Striving to be the best, Connell pursued excellence at every turn.

“I worked hard and did the best I could in every task the Navy gave me,” Connell said. ”When my four years of enlistment were over, I was an E-5, a petty officer second class, and I had an acceptance letter to the University of Maine.”

After his enlistment, he attended the University of Maine and joined the Maine Air National Guard, where he not only learned from his studies, but gained experience from being deployed multiple times.

Connell’s interest in joining the military full time was quickly reignited on a day that changed America – and the world.

“It was during my senior year of college when the Sept. 11 attacks occurred in New York and the Pentagon,” Connell said. “The Sept. 11 attacks drove my interest to serve on active duty again, and I believed the Air Force was the best service suited for me to contribute.”

Feeling the call to serve again also made Connell realize that one of his true passions was leadership.

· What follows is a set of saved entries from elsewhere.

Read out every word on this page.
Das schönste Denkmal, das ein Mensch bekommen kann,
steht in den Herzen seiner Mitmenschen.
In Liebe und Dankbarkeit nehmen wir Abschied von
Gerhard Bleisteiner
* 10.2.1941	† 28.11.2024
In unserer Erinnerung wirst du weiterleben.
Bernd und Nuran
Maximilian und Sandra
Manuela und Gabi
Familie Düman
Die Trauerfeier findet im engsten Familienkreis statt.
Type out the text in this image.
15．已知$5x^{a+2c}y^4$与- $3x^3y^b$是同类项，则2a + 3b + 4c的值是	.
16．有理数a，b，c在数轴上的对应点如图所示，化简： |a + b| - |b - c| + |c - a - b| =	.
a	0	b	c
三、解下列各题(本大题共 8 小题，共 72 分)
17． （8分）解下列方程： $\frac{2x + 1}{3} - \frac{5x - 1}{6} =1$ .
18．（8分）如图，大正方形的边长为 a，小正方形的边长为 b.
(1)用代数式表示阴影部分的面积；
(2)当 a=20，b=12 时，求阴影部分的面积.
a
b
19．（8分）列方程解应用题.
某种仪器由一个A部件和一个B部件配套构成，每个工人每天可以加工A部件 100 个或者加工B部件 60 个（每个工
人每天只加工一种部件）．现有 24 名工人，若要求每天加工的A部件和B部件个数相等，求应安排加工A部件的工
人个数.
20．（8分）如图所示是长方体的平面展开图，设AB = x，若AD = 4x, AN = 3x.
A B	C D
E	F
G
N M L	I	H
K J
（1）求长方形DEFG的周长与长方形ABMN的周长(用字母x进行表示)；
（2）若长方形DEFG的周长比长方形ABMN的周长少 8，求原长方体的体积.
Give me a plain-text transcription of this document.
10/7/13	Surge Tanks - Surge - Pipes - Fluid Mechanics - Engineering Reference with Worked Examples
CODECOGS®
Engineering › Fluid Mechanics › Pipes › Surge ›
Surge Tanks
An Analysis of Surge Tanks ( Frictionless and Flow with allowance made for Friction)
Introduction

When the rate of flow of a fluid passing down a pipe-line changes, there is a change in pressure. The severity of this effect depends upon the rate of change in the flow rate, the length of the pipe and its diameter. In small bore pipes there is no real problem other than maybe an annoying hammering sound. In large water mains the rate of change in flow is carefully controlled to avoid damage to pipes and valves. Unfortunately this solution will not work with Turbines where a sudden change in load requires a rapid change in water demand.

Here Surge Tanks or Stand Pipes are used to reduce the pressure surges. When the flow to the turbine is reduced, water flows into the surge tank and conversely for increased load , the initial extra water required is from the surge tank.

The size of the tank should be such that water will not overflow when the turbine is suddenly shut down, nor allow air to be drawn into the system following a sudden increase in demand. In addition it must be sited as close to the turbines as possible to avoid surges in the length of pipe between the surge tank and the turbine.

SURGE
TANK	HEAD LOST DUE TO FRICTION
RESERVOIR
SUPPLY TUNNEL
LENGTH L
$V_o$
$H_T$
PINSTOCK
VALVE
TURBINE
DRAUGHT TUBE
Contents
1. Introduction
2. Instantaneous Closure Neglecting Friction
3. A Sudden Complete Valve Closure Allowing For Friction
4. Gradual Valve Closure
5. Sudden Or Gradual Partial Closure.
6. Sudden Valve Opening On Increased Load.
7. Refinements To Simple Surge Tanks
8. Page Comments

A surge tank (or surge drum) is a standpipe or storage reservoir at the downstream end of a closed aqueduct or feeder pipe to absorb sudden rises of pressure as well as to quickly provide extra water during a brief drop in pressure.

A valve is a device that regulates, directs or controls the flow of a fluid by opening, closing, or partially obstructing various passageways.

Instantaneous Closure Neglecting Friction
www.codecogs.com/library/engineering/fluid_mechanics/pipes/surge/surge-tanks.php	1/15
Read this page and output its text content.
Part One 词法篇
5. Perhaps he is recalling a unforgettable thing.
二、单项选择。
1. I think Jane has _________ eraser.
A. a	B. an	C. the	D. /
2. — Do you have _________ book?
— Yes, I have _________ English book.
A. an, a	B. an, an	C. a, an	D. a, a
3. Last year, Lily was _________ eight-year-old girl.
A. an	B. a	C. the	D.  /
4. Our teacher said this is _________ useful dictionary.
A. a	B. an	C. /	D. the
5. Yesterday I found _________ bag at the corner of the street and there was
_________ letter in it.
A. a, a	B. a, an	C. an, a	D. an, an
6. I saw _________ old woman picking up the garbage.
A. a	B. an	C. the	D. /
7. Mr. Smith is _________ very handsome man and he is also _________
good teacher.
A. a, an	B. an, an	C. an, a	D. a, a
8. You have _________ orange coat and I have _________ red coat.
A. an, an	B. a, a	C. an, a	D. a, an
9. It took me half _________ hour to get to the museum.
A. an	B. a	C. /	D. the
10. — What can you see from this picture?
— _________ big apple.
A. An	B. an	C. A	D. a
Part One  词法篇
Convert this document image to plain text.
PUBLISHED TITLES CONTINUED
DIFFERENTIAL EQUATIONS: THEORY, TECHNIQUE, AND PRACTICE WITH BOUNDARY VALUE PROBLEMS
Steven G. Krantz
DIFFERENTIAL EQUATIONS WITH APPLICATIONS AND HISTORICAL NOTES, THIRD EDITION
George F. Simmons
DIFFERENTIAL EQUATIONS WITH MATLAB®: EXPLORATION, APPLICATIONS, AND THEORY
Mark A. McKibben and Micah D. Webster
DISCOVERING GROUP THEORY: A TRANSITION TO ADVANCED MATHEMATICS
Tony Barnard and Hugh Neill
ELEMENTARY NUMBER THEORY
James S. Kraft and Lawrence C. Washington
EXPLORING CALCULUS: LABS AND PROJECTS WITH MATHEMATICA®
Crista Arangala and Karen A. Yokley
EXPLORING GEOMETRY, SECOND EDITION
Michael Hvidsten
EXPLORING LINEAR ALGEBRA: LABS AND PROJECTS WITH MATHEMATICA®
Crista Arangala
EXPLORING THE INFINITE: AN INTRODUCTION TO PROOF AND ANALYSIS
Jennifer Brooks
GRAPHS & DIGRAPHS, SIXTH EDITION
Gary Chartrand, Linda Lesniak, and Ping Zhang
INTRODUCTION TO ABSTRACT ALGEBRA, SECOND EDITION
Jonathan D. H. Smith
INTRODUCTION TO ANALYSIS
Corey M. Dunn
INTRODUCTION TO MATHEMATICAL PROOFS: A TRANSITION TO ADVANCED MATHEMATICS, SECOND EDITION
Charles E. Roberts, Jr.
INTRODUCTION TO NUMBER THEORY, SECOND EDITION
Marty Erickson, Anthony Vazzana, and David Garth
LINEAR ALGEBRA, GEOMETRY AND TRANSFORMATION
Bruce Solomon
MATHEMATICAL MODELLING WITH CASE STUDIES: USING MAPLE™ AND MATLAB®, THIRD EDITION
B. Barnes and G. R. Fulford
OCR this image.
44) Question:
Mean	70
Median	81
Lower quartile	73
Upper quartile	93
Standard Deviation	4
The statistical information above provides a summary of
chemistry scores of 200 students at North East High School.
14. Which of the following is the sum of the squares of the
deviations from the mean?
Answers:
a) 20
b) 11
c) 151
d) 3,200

“I originally joined the military to serve toward the end of the Gulf War much like most of my family did during times of conflict,” Connell said. “It wasn't until later, when I received my commission in the Air Force that I knew I wanted to lead and eventually command. My proudest professional moments came within the last year when I was selected for this command. I was then selected for promotion to the grade of lieutenant colonel.”


When not leading his unit, Connell’s passions are his family, football and cars.


“Family is very important to me, and I strive to make sure both my wife and son feel that they are part of the Air force family along with me,” Connell said. “I am also passionate about football season and my team, the New England Patriots! I have always enjoyed football. With most of my family being from and located in the New England states, the Patriots have always been my team.”

“I am also a car enthusiast,” Connell continued. “I would own at least 15 different cars if I had the money, but since I don't, I just rotate the car I drive about every two years. I have a great wife that supports me with both of my passions.”

Connell said that every Airman should set goals for themselves and always strive to complete them.

“The advice I would give is dream big, have incremental goals and work hard to achieve those goals,” Connell said. “As a young Airman you can achieve anything you want if you set attainable goals, work hard to achieve those goals, and then repeat that process until you reach your ultimate objective.”